Arm. Il cammino è brevissimo; va.

Moth. Colla celerità del piombo, signore.

Arm. Qual è la tua idea, mio vago? Il piombo non è forse un metallo lento e pesante?

Moth. Minime, onesto signore; o piuttosto no.

Arm. Io dico che il piombo è lento.

Moth. Troppo presto lo dite, signore: è egli lento quand’è lanciato dal cannone.

Arm. Bel fumo di rettorica! Ei mi reputa un cannone, e se stesso la palla. — Via, io t’ho avventato sopra quel pastore.

Moth. E seguo la pinta. (esce)

Arm. Un arguto garzone, pieno di volubilità e di grazia! Sia col tuo favore, bel Cielo, ma convien ch’io sospiri dinanzi alla tua faccia. Dura e feroce malinconia, il valore ti cede il campo. — Ecco il mio valletto che ritorna. (rientrano Moth e Costard)

Cost. Che vuole da me il mio ignobile carceriere?

Arm. Odimi, Costard, per la mia dolce anima! Io intendo di riporti in libertà, sciogliendo la tua persona. Tu sai in quali miseri panni ti trovavi anche testè!

Cost. Lo so, ed ora voi vorreste servirmi di purgazione, e rilasciarmi.
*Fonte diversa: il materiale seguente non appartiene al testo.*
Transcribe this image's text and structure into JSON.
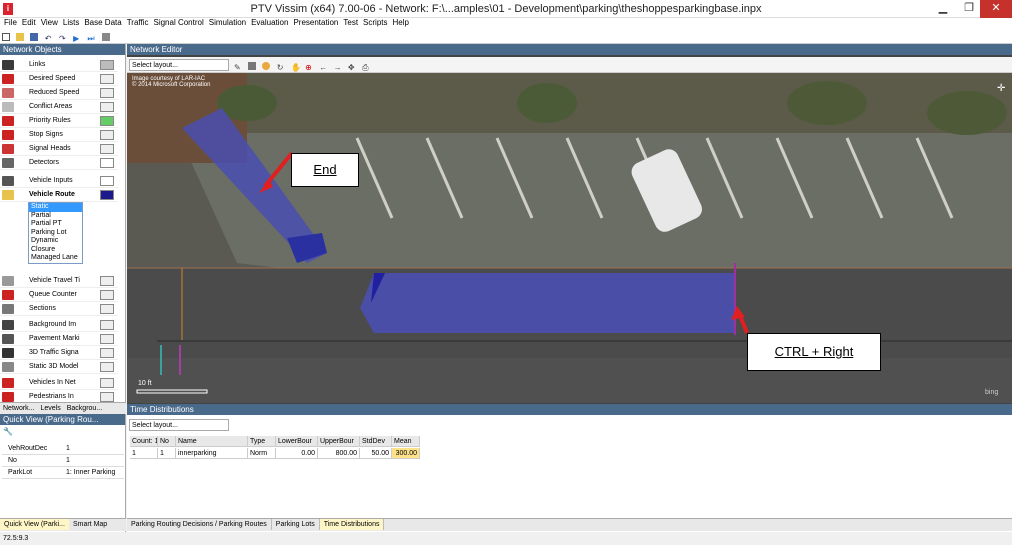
{
  "window": {
    "title": "PTV Vissim (x64) 7.00-06 - Network: F:\\...amples\\01 - Development\\parking\\theshoppesparkingbase.inpx"
  },
  "menu": [
    "File",
    "Edit",
    "View",
    "Lists",
    "Base Data",
    "Traffic",
    "Signal Control",
    "Simulation",
    "Evaluation",
    "Presentation",
    "Test",
    "Scripts",
    "Help"
  ],
  "network_objects": {
    "title": "Network Objects",
    "items": [
      {
        "label": "Links"
      },
      {
        "label": "Desired Speed"
      },
      {
        "label": "Reduced Speed"
      },
      {
        "label": "Conflict Areas"
      },
      {
        "label": "Priority Rules"
      },
      {
        "label": "Stop Signs"
      },
      {
        "label": "Signal Heads"
      },
      {
        "label": "Detectors"
      },
      {
        "label": "Vehicle Inputs"
      },
      {
        "label": "Vehicle Route"
      },
      {
        "label": "Vehicle Travel Ti"
      },
      {
        "label": "Queue Counter"
      },
      {
        "label": "Sections"
      },
      {
        "label": "Background Im"
      },
      {
        "label": "Pavement Marki"
      },
      {
        "label": "3D Traffic Signa"
      },
      {
        "label": "Static 3D Model"
      },
      {
        "label": "Vehicles In Net"
      },
      {
        "label": "Pedestrians In"
      }
    ],
    "route_types": [
      "Static",
      "Partial",
      "Partial PT",
      "Parking Lot",
      "Dynamic",
      "Closure",
      "Managed Lane"
    ],
    "tabs": [
      "Network...",
      "Levels",
      "Backgrou..."
    ]
  },
  "editor": {
    "title": "Network Editor",
    "layout_placeholder": "Select layout...",
    "credit": "Image courtesy of LAR-IAC\n© 2014 Microsoft Corporation",
    "scale": "10 ft",
    "bing": "bing",
    "annot_end": "End",
    "annot_ctrl": "CTRL + Right"
  },
  "quick_view": {
    "title": "Quick View (Parking Rou...",
    "rows": [
      {
        "key": "VehRoutDec",
        "value": "1"
      },
      {
        "key": "No",
        "value": "1"
      },
      {
        "key": "ParkLot",
        "value": "1: Inner Parking"
      }
    ],
    "tabs": [
      "Quick View (Parki...",
      "Smart Map"
    ]
  },
  "time_distributions": {
    "title": "Time Distributions",
    "layout_placeholder": "Select layout...",
    "headers": [
      "Count: 1",
      "No",
      "Name",
      "Type",
      "LowerBour",
      "UpperBour",
      "StdDev",
      "Mean"
    ],
    "row": [
      "1",
      "1",
      "innerparking",
      "Norm",
      "0.00",
      "800.00",
      "50.00",
      "300.00"
    ]
  },
  "bottom_tabs": [
    "Parking Routing Decisions / Parking Routes",
    "Parking Lots",
    "Time Distributions"
  ],
  "status": "72.5:9.3",
  "colors": {
    "route": "#4a4fb0",
    "accent": "#d9232e",
    "arrow": "#e02020"
  }
}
Arm. Ti ripongo in libertà, dischiudo le porte della tua prigione, e per tal benefizio t’impongo soltanto una condizione: porta questa mia lettera alla giovine Giacometta. — Eccoti in compenso danaro: perocchè la più bella qualità del mio grado è di ricompensare coloro che mi servono. Tu, Moth, vien meco. (esce)

Moth. Come una seguenza. — Messer Costard, addio.

Cast. Una dolce libbra di carne umana! Cuor mio. — (Moth esce) Ora vuo’ guardare alla sua ricompensa. Tre monete di rame! Oh splendidissimo signore, onore della tua gloriosa Spagna! (entra Biron)

Bir. Mio buon Costard, godo di trovarti: ho bisogno di te. Se vuoi ottenere le mie buone grazie, compi la cosa ch’io ti dirò.

Cost. Quando dev’esser fatta?

Bir. A mezzogiorno.

Cost. La farò: addio.

Bir. Ma tu non sai ancora qual è?

Cost. Lo saprò quando mi sarò adoprato per voi.

Bir. È necessario che tu lo sappia prima.

Cost. Verrò a trovare Vossignoria domani mattina.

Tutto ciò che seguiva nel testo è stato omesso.